The inhibition of acetylcholinesterase by the ethanol extract of the O. fieldingiana leaves was excellent, with IC50 of 0.81μg/mL ± 0.004, being statistically equal to the physostigmine standard, followed by the ethanol extracts of the seeds and branches and isolated compounds. Compared to eserine, another standard used as AChE inhibitor, almost all samples presented activity. Amentoflavone, isolated from the root extract of Cnestis rustina, demonstrated antidepressant and anxiolytic effects [56, 57], so our findings confirm the potential of this substance for nervous system problems.

5. Conclusion

O. fieldingiana is a good source of flavonoids, biflavonoids, and fixed oils and is used in folk medicine, mainly for wound healing and relief of inflammation and infectious diseases. It was observed that O. fieldingiana extracts are important source of antioxidants. It was possible to isolate a biflavonoid among the more polar constituents of the leaf extracts, while from the seeds a flavonoid glycoside, kaempferol 3-O-rutinoside, was identified, which when tested in association with known antimicrobial agent demonstrated superior antifungal action in relation to all other tested materials.

The in silico findings revealed that the compound amentoflavone coupled with the CYP450 protein due to the low energy stabilization, indicating a possible mechanism of action by inhibition of the ergosterol biosynthesis of Candida fungi.

Table 1

Phenol and flavonoids content and antioxidant activity of O. fieldingiana extracts.

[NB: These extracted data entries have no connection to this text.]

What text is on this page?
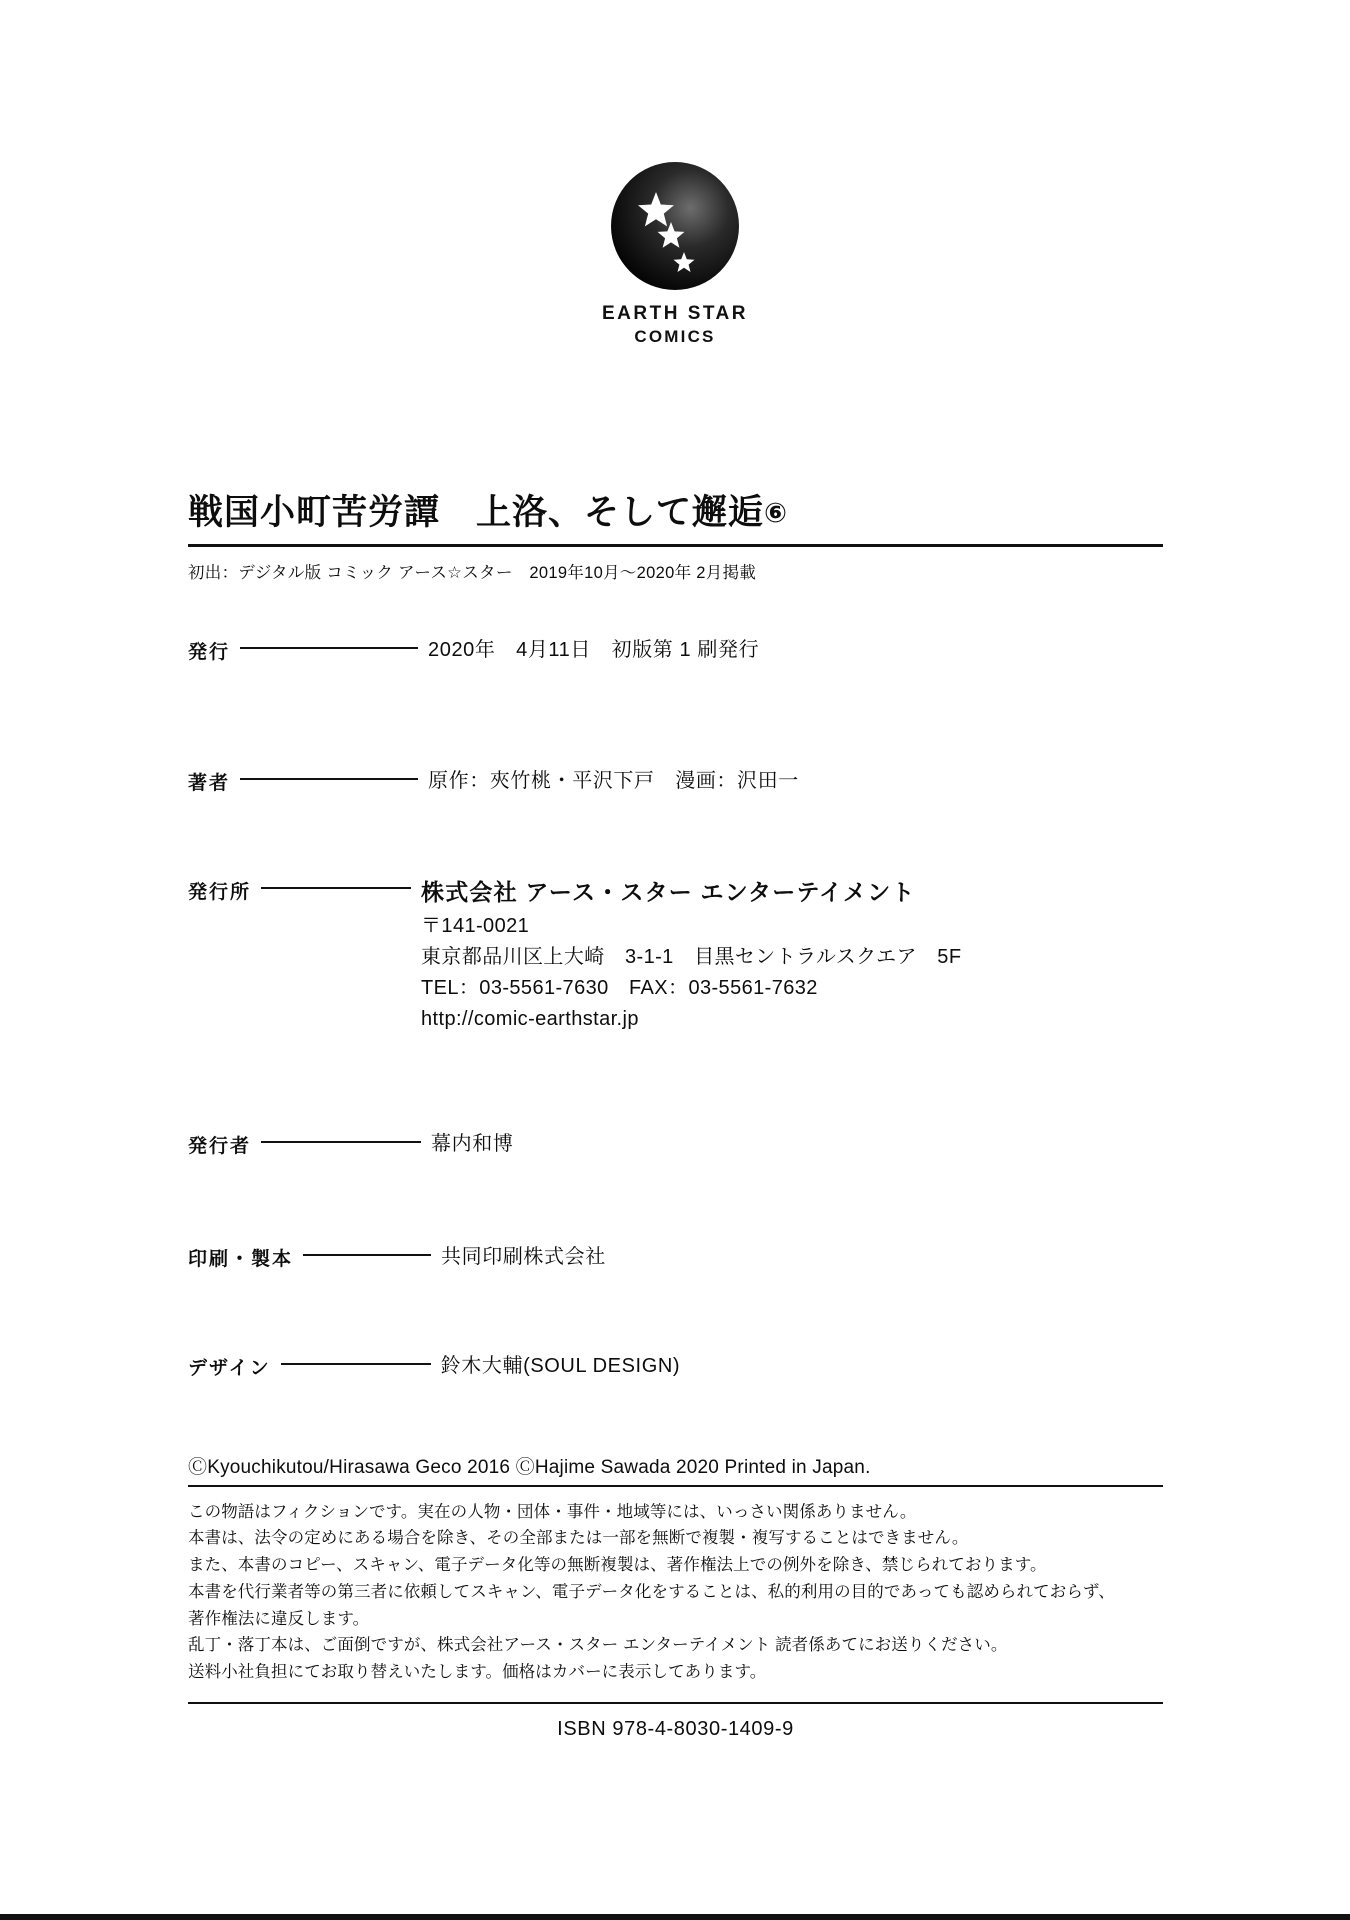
EARTH STAR
COMICS
戦国小町苦労譚　上洛、そして邂逅⑥
初出：デジタル版 コミック アース☆スター　2019年10月〜2020年 2月掲載
発行	2020年　4月11日　初版第 1 刷発行
著者	原作：夾竹桃・平沢下戸　漫画：沢田一
発行所	株式会社 アース・スター エンターテイメント
〒141-0021
東京都品川区上大崎　3-1-1　目黒セントラルスクエア　5F
TEL：03-5561-7630　FAX：03-5561-7632
http://comic-earthstar.jp
発行者	幕内和博
印刷・製本	共同印刷株式会社
デザイン	鈴木大輔(SOUL DESIGN)
ⒸKyouchikutou/Hirasawa Geco 2016 ⒸHajime Sawada 2020 Printed in Japan.
この物語はフィクションです。実在の人物・団体・事件・地域等には、いっさい関係ありません。
本書は、法令の定めにある場合を除き、その全部または一部を無断で複製・複写することはできません。
また、本書のコピー、スキャン、電子データ化等の無断複製は、著作権法上での例外を除き、禁じられております。
本書を代行業者等の第三者に依頼してスキャン、電子データ化をすることは、私的利用の目的であっても認められておらず、
著作権法に違反します。
乱丁・落丁本は、ご面倒ですが、株式会社アース・スター エンターテイメント 読者係あてにお送りください。
送料小社負担にてお取り替えいたします。価格はカバーに表示してあります。
ISBN 978-4-8030-1409-9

Extracts and constituents	Total Phenols	Flavonoids	DPPH IC 50 ( µ g/mL)	ABTS
	(mg GAE/g) ∗	(mg QE/g) ∗∗		( µ g/mL)
LEE	35.33 ± 22.15b	8.978 ± 0.267a	4.953 ± 0.884a	5.117±2.605a
LEE (HF)	16.03 ± 14.29	3.798 ± 0.284	64.345 ± 0.227	63.210±1.577d
LEE (CF)	12.70 ± 8.38	1.261 ± 0.929	72.436 ± 0.359	59.613±1.916d
LEE (EAF)	23.30 ± 16.93b	5.216 ± 0.523	57.147 ± 2.085	9.654±0.161b
LEE (MF)	26.89 ± 9.46a	8.657 ± 0.195a	5.394 ± 0.03a	5.235±0.195a
BEE	61.81 ± 7.15a	7.225 ± 0.779a	5.898 ± 0.291a	4.195±0.0283a
BEE (HF)	9.60 ± 3.39	1.517 ± 0.241	310.486 ± 34.743	194.213±3.418d
BEE (CF)	8.013 ± 7.403	1.259 ± 0.094	108.386 ± 4.653	31.753±2.386d
BEE (EAF)	32.07 ± 1.29b	4.283 ± 0.123	7.577 ± 0.216a	6.166±0.164a
BEE (MF)	13.69 ± 6.99	0.979 ± 0.198	63.433 ± 3.456	62.455±0.018d
SEF	7.344±1.1482	0.229±0.0721	31.324±6.289	23.898±1.036c
SEE	6.007±3.007	0.688±0.095	71.092±1.116	27.676±0.467c
SAE	46.274±19.6a	5.849±0.296	16.096±0.636	64.228±0.298d
Amentoflavone	-	-	35.612±2.440	83.306±2.6354d
Kaempferol 3-O-rutinoside	-	-	30.962±1.5317	75.752±6.082d
Quercetin	-	-	4.779 ± 0.507a	1.738±0.089a

Total phenols are quantified in milligrams per gallic acid equivalent. Flavonoids are quantified in milligrams per quercetin equivalent. Confidence interval: 95%; LEE: leaf ethanol extract (LEE), BEE: branch ethanol extract, SEF: seed ethanol fraction, SEE: seed ethanol extract, and SAE: seed aqueous extract. HE: hexane fraction, CF: chloroform fraction, EAF: ethyl acetate fraction, and MF: methanol fraction.